Autonome Lkw sind ein Grund, warum ich mich für Logistik begeistere. Auf unserer Roadmap für die nächsten zwei Jahr spielen autonome Trucks noch keine Rolle. Aber autonome Lkw werden kommen und die Industrie komplett verändern.

Wann?

Wir könnten autonome Trucks schon in den nächsten fünf bis zehn Jahren sehen. Denn zum einen ist schon heute ein Mangel an Lkw-Fahrern abzusehen. Zum anderen ist auch die Technologie schon so weit, dass man auf der Autobahn schon relativ sicher fahren könnte. Die letzte Meile, von der Autobahn zum Lager und zurück, wird wahrscheinlich noch zwanzig bis dreißig Jahre von Fahrern durchgeführt, die dann endlich regelmäßig zu Hause übernachten können.

Langfristig bedeutet das für die Frächter aber nichts Gutes, oder?

Heute gehören in Europa 70% aller Lkw zu Unternehmen, die weniger als zehn Lkw fahren. Solche Unternehmen und Lkw-Hersteller werden ihr Geschäftsmodell komplett neu erfinden müssen, wenn autonomes Fahren auf der Straße implementiert wird. Denn heute verkaufen sie 70 bis 80% ihrer Fahrzeuge an Unternehmen mit weniger als fünfzig Lkw. Darauf haben auch große Konzerne heute noch keine Antwort.

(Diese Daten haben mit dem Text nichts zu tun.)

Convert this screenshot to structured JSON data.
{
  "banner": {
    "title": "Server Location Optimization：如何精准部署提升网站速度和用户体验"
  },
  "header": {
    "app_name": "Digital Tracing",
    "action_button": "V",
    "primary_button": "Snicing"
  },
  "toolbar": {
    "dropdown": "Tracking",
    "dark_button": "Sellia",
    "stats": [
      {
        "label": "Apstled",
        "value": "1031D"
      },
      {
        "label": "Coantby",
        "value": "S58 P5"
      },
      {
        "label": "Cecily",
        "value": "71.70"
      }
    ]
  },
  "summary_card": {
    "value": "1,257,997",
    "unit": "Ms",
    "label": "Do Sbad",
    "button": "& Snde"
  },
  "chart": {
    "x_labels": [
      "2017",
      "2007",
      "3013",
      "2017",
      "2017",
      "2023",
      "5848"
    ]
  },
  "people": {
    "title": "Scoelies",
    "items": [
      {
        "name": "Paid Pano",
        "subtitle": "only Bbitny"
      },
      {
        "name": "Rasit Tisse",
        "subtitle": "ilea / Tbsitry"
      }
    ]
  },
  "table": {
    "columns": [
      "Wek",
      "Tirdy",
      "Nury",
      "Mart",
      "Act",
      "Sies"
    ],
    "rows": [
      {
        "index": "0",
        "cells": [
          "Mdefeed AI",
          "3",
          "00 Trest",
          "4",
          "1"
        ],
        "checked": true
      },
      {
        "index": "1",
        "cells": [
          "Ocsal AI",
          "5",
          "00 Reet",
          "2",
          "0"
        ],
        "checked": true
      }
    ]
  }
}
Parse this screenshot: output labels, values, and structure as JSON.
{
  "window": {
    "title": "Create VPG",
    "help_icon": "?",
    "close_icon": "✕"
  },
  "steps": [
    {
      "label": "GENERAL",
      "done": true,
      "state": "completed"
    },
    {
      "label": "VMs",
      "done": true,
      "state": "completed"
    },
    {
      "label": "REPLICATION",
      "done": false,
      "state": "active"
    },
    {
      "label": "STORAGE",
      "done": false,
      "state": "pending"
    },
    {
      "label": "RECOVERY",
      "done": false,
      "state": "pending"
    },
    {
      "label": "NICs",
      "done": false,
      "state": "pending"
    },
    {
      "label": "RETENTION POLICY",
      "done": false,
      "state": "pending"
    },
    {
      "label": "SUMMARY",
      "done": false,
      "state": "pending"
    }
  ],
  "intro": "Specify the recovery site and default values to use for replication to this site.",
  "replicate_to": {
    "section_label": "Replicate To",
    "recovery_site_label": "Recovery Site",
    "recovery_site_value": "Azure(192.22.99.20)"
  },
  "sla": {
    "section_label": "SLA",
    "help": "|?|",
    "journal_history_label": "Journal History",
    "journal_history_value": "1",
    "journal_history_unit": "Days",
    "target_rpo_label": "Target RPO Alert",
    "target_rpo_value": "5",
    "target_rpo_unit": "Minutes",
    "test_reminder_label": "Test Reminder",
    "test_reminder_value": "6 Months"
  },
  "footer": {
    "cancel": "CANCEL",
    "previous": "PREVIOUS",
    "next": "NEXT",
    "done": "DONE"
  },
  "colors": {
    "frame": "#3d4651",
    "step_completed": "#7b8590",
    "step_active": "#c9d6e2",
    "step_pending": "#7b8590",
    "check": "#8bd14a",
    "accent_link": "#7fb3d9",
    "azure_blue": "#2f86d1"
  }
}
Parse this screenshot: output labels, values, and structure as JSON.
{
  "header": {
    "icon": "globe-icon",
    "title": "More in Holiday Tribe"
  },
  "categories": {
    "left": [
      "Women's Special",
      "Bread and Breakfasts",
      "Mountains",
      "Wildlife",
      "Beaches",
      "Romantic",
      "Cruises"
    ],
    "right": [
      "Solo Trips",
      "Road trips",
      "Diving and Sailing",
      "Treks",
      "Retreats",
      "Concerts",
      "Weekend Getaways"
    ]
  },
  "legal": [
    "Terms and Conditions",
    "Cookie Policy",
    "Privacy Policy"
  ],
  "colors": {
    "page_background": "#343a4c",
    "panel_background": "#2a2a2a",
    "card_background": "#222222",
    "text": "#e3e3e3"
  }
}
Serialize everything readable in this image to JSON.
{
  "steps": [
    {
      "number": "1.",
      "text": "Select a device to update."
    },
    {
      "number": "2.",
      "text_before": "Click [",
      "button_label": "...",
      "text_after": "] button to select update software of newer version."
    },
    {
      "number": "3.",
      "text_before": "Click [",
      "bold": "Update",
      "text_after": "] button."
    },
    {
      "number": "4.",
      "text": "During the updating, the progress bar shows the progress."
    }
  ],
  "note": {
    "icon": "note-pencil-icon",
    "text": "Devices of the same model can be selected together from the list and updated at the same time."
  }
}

Was heißt das für Sennder?

Wir bauen die Technologie, um Lkw optimal einzusetzen – egal ob autonom oder nicht –, und bauen die Kundenbeziehungen auf, um diese Lkw zu füllen – autonom oder nicht. Wir streben auch ohne autonome Lkw an, bis 2025 profitabel zu sein. Unsere Investoren haben wir aber auch damit begeistert, dass wir langfristig Teil der Lösung in einem Markt sein werden, der vielleicht schon bald keine Wahl mehr hat, als Technologiekompetenz und Kundenbeziehungen einer digitalen Spedition zu kaufen, um sich neu aufzustellen.

Kommt aus diesem Markt der Investor, der in der jüngsten Runde neu an Bord gegangen ist?

Nein. Aber Scania hat als bestehender strategischer Investor investiert und auch die italienische Post und Siemens sind mit dabei. Wir sind aber weiterhin an strategischen Partnerschaften interessiert.